该脚本在 WebShop 环境中重演人类专家轨迹，并使用里程碑检测器
跟踪每个步骤的里程碑达成情况。
"""

import json
import sys
from typing import List, Dict, Any, Optional, Tuple
from collections import defaultdict

# 添加 WebShop 路径
sys.path.insert(0, 'agent_system/environments/env_package/webshop/webshop')
sys.path.insert(0, 'agent_system/environments/env_package/webshop/webshop/web_agent_site/envs')

# 直接导入模块文件
import web_agent_text_env
WebAgentTextEnv = web_agent_text_env.WebAgentTextEnv

from migpo.webshop_milestone_detector import (
    MilestoneDetector,
    MilestonePhase,
    MilestoneResult,
)

# 轨迹文件路径
TRAJ_FILE_PATH = "agent_system/environments/env_package/webshop/webshop/data/il_trajs_finalized_images.jsonl"


def load_human_trajectories(file_path: str, num_trajs: Optional[int] = None) -> List[Dict]:
    """从 JSONL 文件加载人类演示轨迹"""
    trajectories = []
    with open(file_path, 'r') as f:
        for i, line in enumerate(f):
            if num_trajs and i >= num_trajs:
                break
            traj = json.loads(line)
            trajectories.append(traj)
    return trajectories


def extract_instruction(initial_state: str) -> str:
    """从初始状态中提取目标指令"""
    lines = initial_state.split('\n')
    for i, line in enumerate(lines):
        if line.strip() == "Instruction:":
            if i + 1 < len(lines):
                return lines[i + 1].strip()
    raise ValueError("无法从状态中提取目标指令")


def find_matching_goal(env: WebAgentTextEnv, instruction: str) -> Optional[int]:
    """在环境的目标列表中查找匹配的目标索引"""
    for i, goal in enumerate(env.server.goals):
        if goal['instruction_text'] == instruction:
            return i
    return None


class TrajectoryReplayer:
    """在 WebShop 环境中重演人类演示轨迹"""

    def __init__(self, env: WebAgentTextEnv):
        self.env = env

    def replay_trajectory(
        self,
        trajectory: Dict,
        goal_idx: int,
        verbose: bool = False
    ) -> Tuple[List[MilestoneResult], float, bool]:
        """
        重演单条轨迹并收集里程碑结果

        Args:
            trajectory: 轨迹数据（包含 actions 和 states）
            goal_idx: 目标索引
            verbose: 是否打印详细信息

        Returns:
            milestone_results: 每步的里程碑检测结果
            final_reward: 最终奖励
            success: 是否成功完成所有里程碑
        """
        # 重置环境到指定目标
        obs = self.env.reset(session=goal_idx)

        # 获取目标数据
        session_id = self.env.session
        goal_data = self.env.server.user_sessions[session_id]['goal']

        if verbose:
            print(f"  环境目标:")
            print(f"    instruction: {goal_data['instruction_text']}")
            print(f"    attributes: {goal_data.get('attributes', [])}")
            print(f"    options: {goal_data.get('goal_options', [])}")
            print(f"    price_upper: {goal_data.get('price_upper', 'N/A')}")

        # 创建检测器
        detector = MilestoneDetector(
            goal_data,
            self.env.server.product_item_dict,
            self.env.server.product_prices
        )

        # 重演动作序列
        milestone_results = []
        prev_state = obs
        final_reward = 0.0

        for i, action in enumerate(trajectory['actions']):
            if verbose:
                print(f"\n  步骤 {i+1}: {action}")

            # 执行动作
            next_state, reward, done, info = self.env.step(action)
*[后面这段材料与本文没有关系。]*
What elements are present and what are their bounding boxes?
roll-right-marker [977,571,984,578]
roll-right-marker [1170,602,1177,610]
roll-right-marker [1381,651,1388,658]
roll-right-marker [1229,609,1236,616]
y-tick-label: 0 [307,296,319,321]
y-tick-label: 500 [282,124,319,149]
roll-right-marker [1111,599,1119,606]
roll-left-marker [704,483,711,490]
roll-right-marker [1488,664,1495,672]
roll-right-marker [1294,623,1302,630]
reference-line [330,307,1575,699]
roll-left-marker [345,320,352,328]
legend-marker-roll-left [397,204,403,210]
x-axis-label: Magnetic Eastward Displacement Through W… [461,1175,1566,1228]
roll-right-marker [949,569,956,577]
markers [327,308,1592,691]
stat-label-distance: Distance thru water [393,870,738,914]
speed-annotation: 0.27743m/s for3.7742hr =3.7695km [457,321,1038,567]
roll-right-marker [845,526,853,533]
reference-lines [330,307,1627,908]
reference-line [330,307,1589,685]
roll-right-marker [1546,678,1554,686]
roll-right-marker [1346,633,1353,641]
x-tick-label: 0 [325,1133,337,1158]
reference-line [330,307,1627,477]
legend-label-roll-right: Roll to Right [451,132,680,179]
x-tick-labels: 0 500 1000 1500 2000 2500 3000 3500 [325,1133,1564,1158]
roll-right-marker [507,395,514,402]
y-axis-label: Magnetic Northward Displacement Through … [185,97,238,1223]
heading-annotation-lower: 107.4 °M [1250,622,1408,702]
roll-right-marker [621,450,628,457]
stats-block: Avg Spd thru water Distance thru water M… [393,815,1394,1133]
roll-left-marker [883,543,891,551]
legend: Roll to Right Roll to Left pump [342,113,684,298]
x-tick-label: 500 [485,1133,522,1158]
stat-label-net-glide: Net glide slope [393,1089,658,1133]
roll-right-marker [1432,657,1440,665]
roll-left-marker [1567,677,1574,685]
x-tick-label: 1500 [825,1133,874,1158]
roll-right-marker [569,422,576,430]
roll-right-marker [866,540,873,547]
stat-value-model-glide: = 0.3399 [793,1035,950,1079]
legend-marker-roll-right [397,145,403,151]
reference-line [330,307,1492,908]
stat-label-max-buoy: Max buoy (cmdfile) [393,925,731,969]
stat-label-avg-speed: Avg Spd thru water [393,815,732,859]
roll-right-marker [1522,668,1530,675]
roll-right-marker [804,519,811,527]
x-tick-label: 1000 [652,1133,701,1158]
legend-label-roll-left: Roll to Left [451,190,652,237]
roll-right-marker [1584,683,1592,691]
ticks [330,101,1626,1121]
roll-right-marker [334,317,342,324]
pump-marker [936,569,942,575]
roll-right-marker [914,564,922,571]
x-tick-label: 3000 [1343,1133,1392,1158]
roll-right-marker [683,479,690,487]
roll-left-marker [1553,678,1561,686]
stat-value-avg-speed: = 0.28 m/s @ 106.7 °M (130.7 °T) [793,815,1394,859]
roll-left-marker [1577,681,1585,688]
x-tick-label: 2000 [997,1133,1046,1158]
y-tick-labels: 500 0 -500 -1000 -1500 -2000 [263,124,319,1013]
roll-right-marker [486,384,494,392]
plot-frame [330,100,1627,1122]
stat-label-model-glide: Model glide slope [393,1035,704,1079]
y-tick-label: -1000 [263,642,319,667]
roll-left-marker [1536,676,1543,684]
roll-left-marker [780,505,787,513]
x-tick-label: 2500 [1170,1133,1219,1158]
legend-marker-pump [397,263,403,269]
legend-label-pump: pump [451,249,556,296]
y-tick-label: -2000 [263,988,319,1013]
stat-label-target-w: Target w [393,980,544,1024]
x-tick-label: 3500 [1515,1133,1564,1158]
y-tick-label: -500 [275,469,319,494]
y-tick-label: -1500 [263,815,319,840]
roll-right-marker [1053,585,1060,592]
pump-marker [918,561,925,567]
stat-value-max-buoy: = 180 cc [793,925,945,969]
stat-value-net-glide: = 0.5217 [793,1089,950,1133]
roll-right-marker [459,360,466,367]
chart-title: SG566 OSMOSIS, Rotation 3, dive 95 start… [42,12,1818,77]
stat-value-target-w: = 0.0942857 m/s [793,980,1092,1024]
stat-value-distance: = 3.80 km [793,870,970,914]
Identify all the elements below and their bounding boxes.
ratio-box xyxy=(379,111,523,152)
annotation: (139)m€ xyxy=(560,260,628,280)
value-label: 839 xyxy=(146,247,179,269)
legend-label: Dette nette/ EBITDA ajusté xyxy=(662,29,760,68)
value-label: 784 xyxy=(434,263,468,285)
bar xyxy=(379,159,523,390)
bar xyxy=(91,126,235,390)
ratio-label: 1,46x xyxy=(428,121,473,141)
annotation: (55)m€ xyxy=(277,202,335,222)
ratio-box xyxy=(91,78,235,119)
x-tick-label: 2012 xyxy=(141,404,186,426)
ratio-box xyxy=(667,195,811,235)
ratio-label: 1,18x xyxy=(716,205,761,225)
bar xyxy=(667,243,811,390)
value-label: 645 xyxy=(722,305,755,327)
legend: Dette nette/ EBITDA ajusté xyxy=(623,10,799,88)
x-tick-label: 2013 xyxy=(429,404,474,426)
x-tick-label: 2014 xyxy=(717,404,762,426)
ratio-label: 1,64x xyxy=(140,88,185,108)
            # 提取详细信息（如果完成）
            if done:
                session_info = self.env.server.user_sessions[session_id]
                verbose_info = session_info.get('verbose_info', {})
                info = {'verbose': verbose_info}
                final_reward = reward

                if verbose:
                    print(f"    环境详细信息: r_att={verbose_info.get('r_att', 0)}, "
                          f"r_price={verbose_info.get('r_price', 0)}, "
                          f"r_option={verbose_info.get('r_option', 0)}")

            # 使用检测器处理
            result = detector.process(action, prev_state, next_state, info)
            milestone_results.append(result)

            if verbose:
                print(f"    阶段: {result.phase.name}, 达成: {result.achieved}")
                print(f"    消息: {result.message}")
                if result.metadata:
                    print(f"    元数据: {result.metadata}")

            prev_state = next_state

            if done:
                break

        # 判断是否成功
        success = (detector.phase == MilestonePhase.COMPLETE)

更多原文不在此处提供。